Tournament article
サン・クロレラ クラシック 2010
高山忠洋は「妻は今も恋人であり、友達であり…」
英語が堪能な梢さんが通訳として、高山の海外遠征に随行したのをきっかけに、約2年間の交際ののちに、昨年6月に籍を入れたが高山は気が気ではなかった。
「だから成績が悪くなった、と絶対に言われたくない」。
さらにそのオフには、梢さんとの披露宴も控えていたこともあり、高山は焦っていた。
「なんとか新婚後の初Vで、妻を泣かせたい」。
しかし持病の左手首の痛みも加わって、そんな思いは空まわり。
いよいよ、昨シーズンは中盤までシード権の確保すら引っ張って、焦燥感はつのる一方。
折しも、梢さんのお母さんがポツリとこぼした言葉に救われた。
「優勝して式に華を添えたいと思ってくれているんでしょう? でも無理はしないで。別に今年、勝たなくたってもいいじゃない」。
スッ…と肩の荷が下りた気がした。
「確かに、結婚した年だからと、こだわりすぎていたかもしれない」。
そんな夫の葛藤をいちばん懸念していたのも実は、梢さんだった。
「妻のおでこには、見えないテロップが出るみたい。悲しいとか、つらいとか。隠していても、思いが顔に出るタイプで」。

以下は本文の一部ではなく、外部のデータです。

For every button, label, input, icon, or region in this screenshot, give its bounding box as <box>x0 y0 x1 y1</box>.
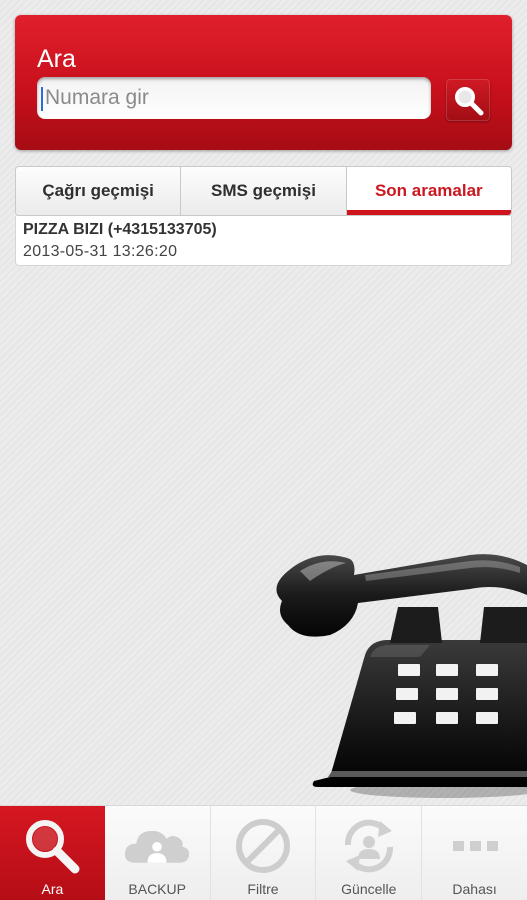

コースでは夫のバーディに足取り軽く、逆にボギーなら一気に重くなる。遠目でも、それがはっきりと分かる。
だからこそ、「俺がしっかりしなければ、と思う」。
落ち込んでいる梢さんに、「大丈夫だよって僕が慰める。片っぽがそんな風だと、片っぽがしっかりする。だからちょうどいいんです」。
新婚から1年を過ぎてもまだデレデレだ。
「彼女は妻であり、恋人であり、友達であり…。彼女になら何でも話せる。話しているだけで元気になれる」。
そんな夫婦の表彰式後の記念撮影は、まるで結婚披露宴さながらだった。
「チューして」との報道陣からの無理なお願いに、照れながらもアツアツぶりを見せつけてくれたのがこちらの写真。
何度も繰り返しになって恐縮ですが、ごちそうさまでした……。